For decades netball has been developing pathways for women and girls to play, giving plenty of young women the opportunity to compete at an elite level domestically and also represent Australia on the world stage in world cups and at the Commonwealth Games as part of one of the country’s most successful sporting teams, the Diamonds.
More significantly, because netball is a sport whose numbers are dominated by women, elite-level netball is well ahead of its competitors in thinking about issues like pregnancy and child care, with new provisions included in the most recent iteration of the Suncorp Super Netball collective bargaining agreement including a maternity leave scheme.
I would argue that the inclusion of these provisions has also pushed other sports to begin having these sorts of conversations with its athletes.
However, some have taken aim at Briony for comments she has made about other women’s sports.
“The women’s competitions which have grown rapidly in recent years have a long way to go to match the system netball has created over a very long period of time,” Akle wrote, suggesting that while some of the newer elite competitions for women like the AFLW and WBBL have had rapid success, they may not have the well-established and entrenched pathways that netball has.
It may look like Briony criticised other sports, but I think her intention was to highlight to the administrators, leaders and fans of netball advocating for their sport.
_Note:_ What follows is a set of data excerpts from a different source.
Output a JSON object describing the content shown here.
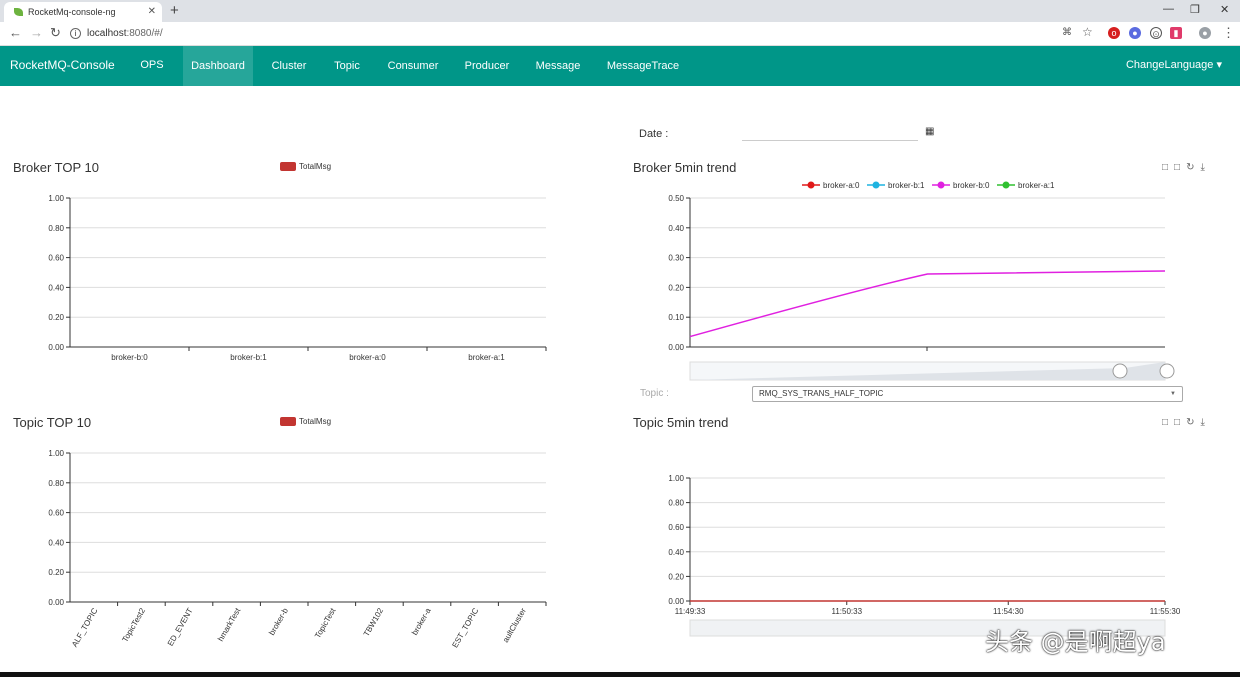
{
  "browser": {
    "tab_title": "RocketMq-console-ng",
    "tab_close": "✕",
    "new_tab": "+",
    "url_host": "localhost",
    "url_path": ":8080/#/",
    "window_controls": [
      "—",
      "❐",
      "✕"
    ]
  },
  "navbar": {
    "brand": "RocketMQ-Console",
    "items": [
      "OPS",
      "Dashboard",
      "Cluster",
      "Topic",
      "Consumer",
      "Producer",
      "Message",
      "MessageTrace"
    ],
    "active": "Dashboard",
    "language": "ChangeLanguage ▾",
    "accent": "#009688"
  },
  "date": {
    "label": "Date :",
    "value": ""
  },
  "topic_filter": {
    "label": "Topic :",
    "selected": "RMQ_SYS_TRANS_HALF_TOPIC"
  },
  "watermark": "头条 @是啊超ya",
  "chart_data": [
    {
      "type": "bar",
      "title": "Broker TOP 10",
      "legend": [
        "TotalMsg"
      ],
      "categories": [
        "broker-b:0",
        "broker-b:1",
        "broker-a:0",
        "broker-a:1"
      ],
      "series": [
        {
          "name": "TotalMsg",
          "values": [
            0,
            0,
            0,
            0
          ],
          "color": "#c23531"
        }
      ],
      "ylim": [
        0,
        1
      ],
      "yticks": [
        "0.00",
        "0.20",
        "0.40",
        "0.60",
        "0.80",
        "1.00"
      ],
      "grid": true,
      "legend_position": "top-center"
    },
    {
      "type": "line",
      "title": "Broker 5min trend",
      "legend": [
        "broker-a:0",
        "broker-b:1",
        "broker-b:0",
        "broker-a:1"
      ],
      "series": [
        {
          "name": "broker-a:0",
          "color": "#e01818",
          "values": []
        },
        {
          "name": "broker-b:1",
          "color": "#1fb3e0",
          "values": []
        },
        {
          "name": "broker-b:0",
          "color": "#e020e0",
          "values": [
            0.035,
            0.245,
            0.255
          ]
        },
        {
          "name": "broker-a:1",
          "color": "#30c030",
          "values": []
        }
      ],
      "ylim": [
        0,
        0.5
      ],
      "yticks": [
        "0.00",
        "0.10",
        "0.20",
        "0.30",
        "0.40",
        "0.50"
      ],
      "grid": true,
      "legend_position": "top-center",
      "toolbox": [
        "□",
        "□",
        "↻",
        "⤓"
      ]
    },
    {
      "type": "bar",
      "title": "Topic TOP 10",
      "legend": [
        "TotalMsg"
      ],
      "categories": [
        "ALF_TOPIC",
        "TopicTest2",
        "ED_EVENT",
        "hmarkTest",
        "broker-b",
        "TopicTest",
        "TBW102",
        "broker-a",
        "EST_TOPIC",
        "aultCluster"
      ],
      "series": [
        {
          "name": "TotalMsg",
          "values": [
            0,
            0,
            0,
            0,
            0,
            0,
            0,
            0,
            0,
            0
          ],
          "color": "#c23531"
        }
      ],
      "ylim": [
        0,
        1
      ],
      "yticks": [
        "0.00",
        "0.20",
        "0.40",
        "0.60",
        "0.80",
        "1.00"
      ],
      "grid": true,
      "legend_position": "top-center"
    },
    {
      "type": "line",
      "title": "Topic 5min trend",
      "x": [
        "11:49:33",
        "11:50:33",
        "11:54:30",
        "11:55:30"
      ],
      "series": [
        {
          "values": [
            0,
            0,
            0,
            0
          ],
          "color": "#c23531"
        }
      ],
      "ylim": [
        0,
        1
      ],
      "yticks": [
        "0.00",
        "0.20",
        "0.40",
        "0.60",
        "0.80",
        "1.00"
      ],
      "grid": true,
      "toolbox": [
        "□",
        "□",
        "↻",
        "⤓"
      ]
    }
  ]
}
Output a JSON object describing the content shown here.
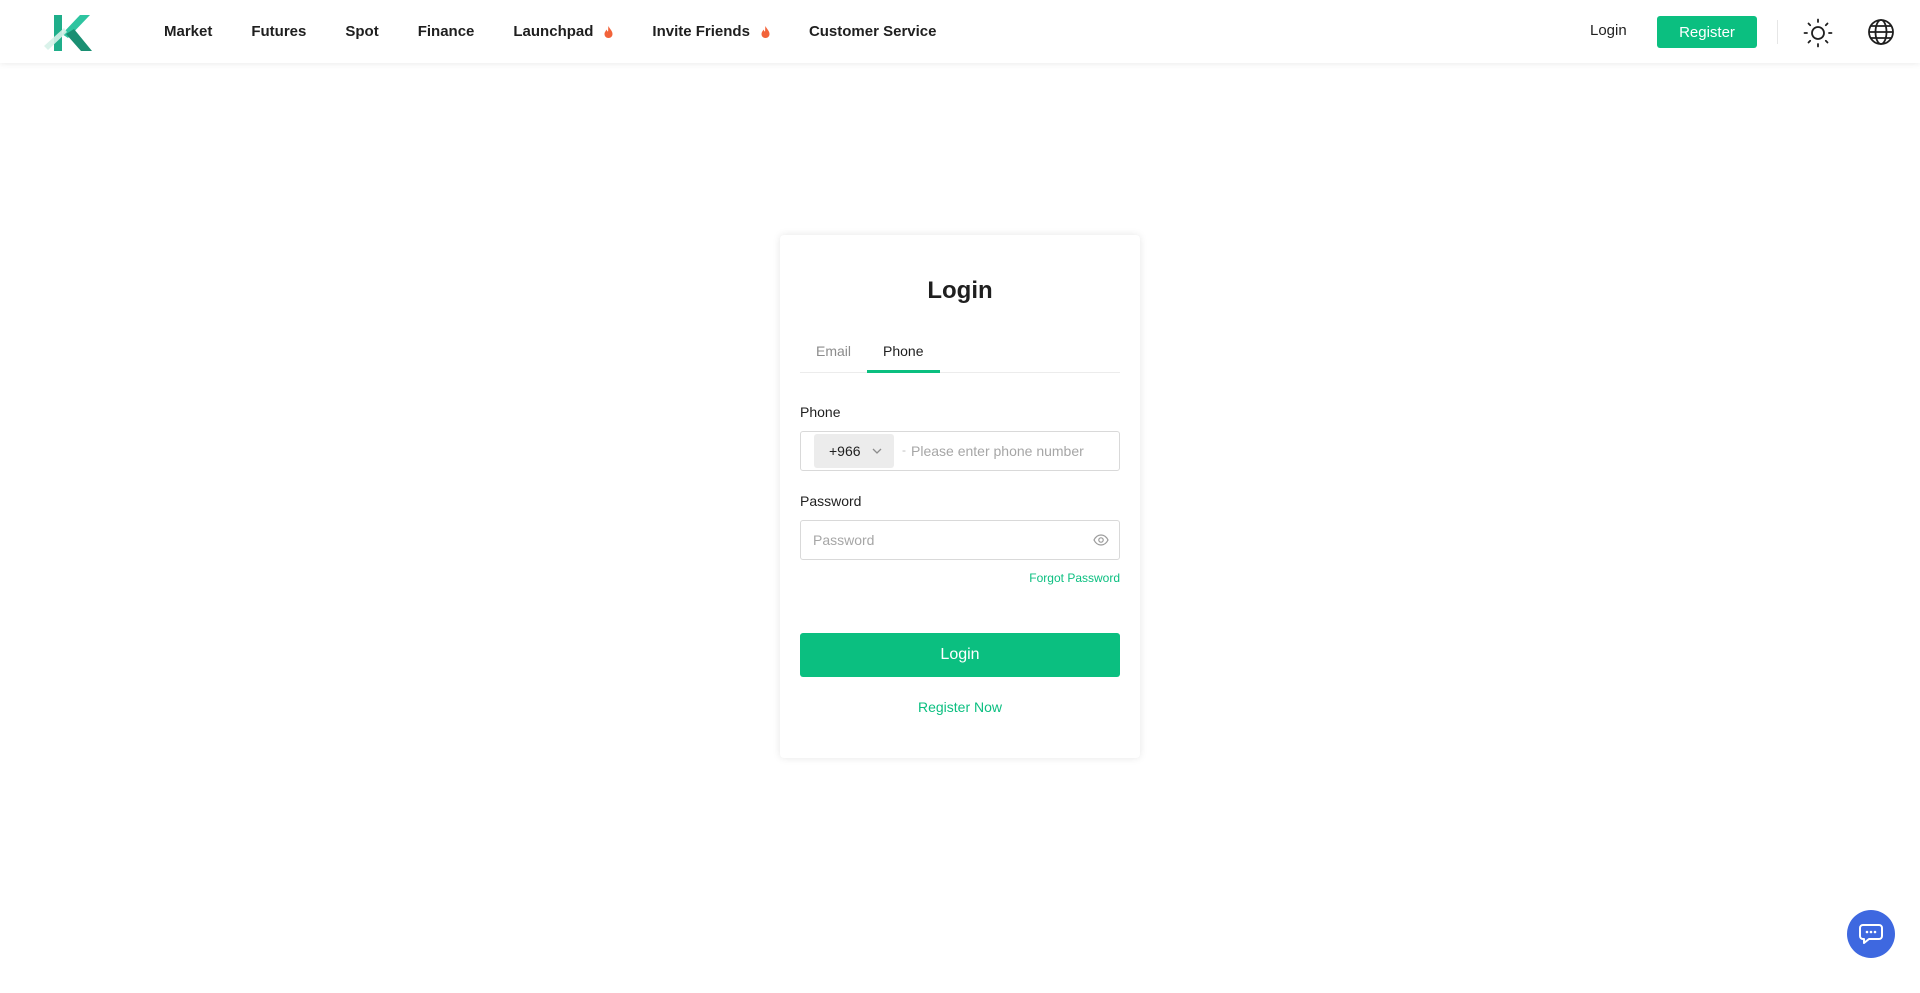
{
  "header": {
    "logo_icon": "k-logo-icon",
    "nav": [
      {
        "label": "Market"
      },
      {
        "label": "Futures"
      },
      {
        "label": "Spot"
      },
      {
        "label": "Finance"
      },
      {
        "label": "Launchpad",
        "badge_icon": "fire-icon"
      },
      {
        "label": "Invite Friends",
        "badge_icon": "fire-icon"
      },
      {
        "label": "Customer Service"
      }
    ],
    "login_label": "Login",
    "register_label": "Register",
    "theme_icon": "sun-icon",
    "language_icon": "globe-icon"
  },
  "login_card": {
    "title": "Login",
    "tabs": [
      {
        "label": "Email",
        "active": false
      },
      {
        "label": "Phone",
        "active": true
      }
    ],
    "phone_label": "Phone",
    "country_code": "+966",
    "phone_placeholder": "Please enter phone number",
    "password_label": "Password",
    "password_placeholder": "Password",
    "forgot_password": "Forgot Password",
    "login_button": "Login",
    "register_now": "Register Now"
  },
  "chat_icon": "chat-bubble-icon",
  "colors": {
    "accent": "#0bbf80",
    "chat": "#3e68e0"
  }
}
Briony has touched on a key point, which is the need for netball to do a better job at tooting its own horn so that it continues to grow and compete against some of these other codes, many of which have more funding and resources than netball does.
Fortunately netball has a very good story to share.
Netball is the most popular sport in Australia for girls and it is the most popular team sport for girls.
In 2017 almost 15 per cent of girls under the age of 15 played netball. Additionally, almost 31 per cent of girls aged between 12 and 14 play netball.
This means that while other sports are in the process of building pathways and ensuring that girls have the opportunity to play their sport between the ages of 12 and 18, netball’s pathways are already there and producing outstanding players.
Briony calls out one of these players, Paige Hadley, in her article.
Paige’s first opportunity for representative honours came in 2004, when she was selected in a local representative side for the state age championships.
After four years at that level she played a year of state league and the following year represented New South Wales for the first time, playing at the under-17, under-19 and under-21 levels.
Many of you know how the story ends, with Paige continuing to develop as an elite player, representing the Swifts and recently being added to the Diamonds squad in a World Cup year.
As well as exceptional pathways, netball also has an exceptional domestic competition which is set to begin in just over a week.
Super Netball begins its third season this year, and for those of you who have never been to a game, I encourage you to do so.
The competition is fast and entertaining and the clubs have all worked hard to produce an exceptional match-day experience.
Some of the best players in the world compete in this league, including Kim Green, Jo Harten, Caitlin Bassett, Geva Mentor and Romelda Aiken.
And with the Diamonds set to travel to Liverpool to compete in the World Cup this year, I’m confident we will see the competition rise to a new level.
I applaud Briony for her commitment to the sport she loves so much and for pushing its participants to advocate for their game, particularly in such an important year for the competition.
A new collective bargaining agreement is also due before the 2020 season.
Plus, with the broadcast deal expiring at the end of the 2021 campaign, the numbers on television will be crucial over the next three seasons.
Over the past few years we have seen heroines emerge in the women’s sport space – the likes of Tayla Harris in the AFLW, Ali Brigginshaw in the NRLW, Ellyse Perry and Alyssa Healy in the WBBL and Sam Kerr for the Matildas.
My hope is that we see a similar heroine emerge for netball this year.
Fortunately for the sport, they have plenty of talented women who can help propel the game to new levels.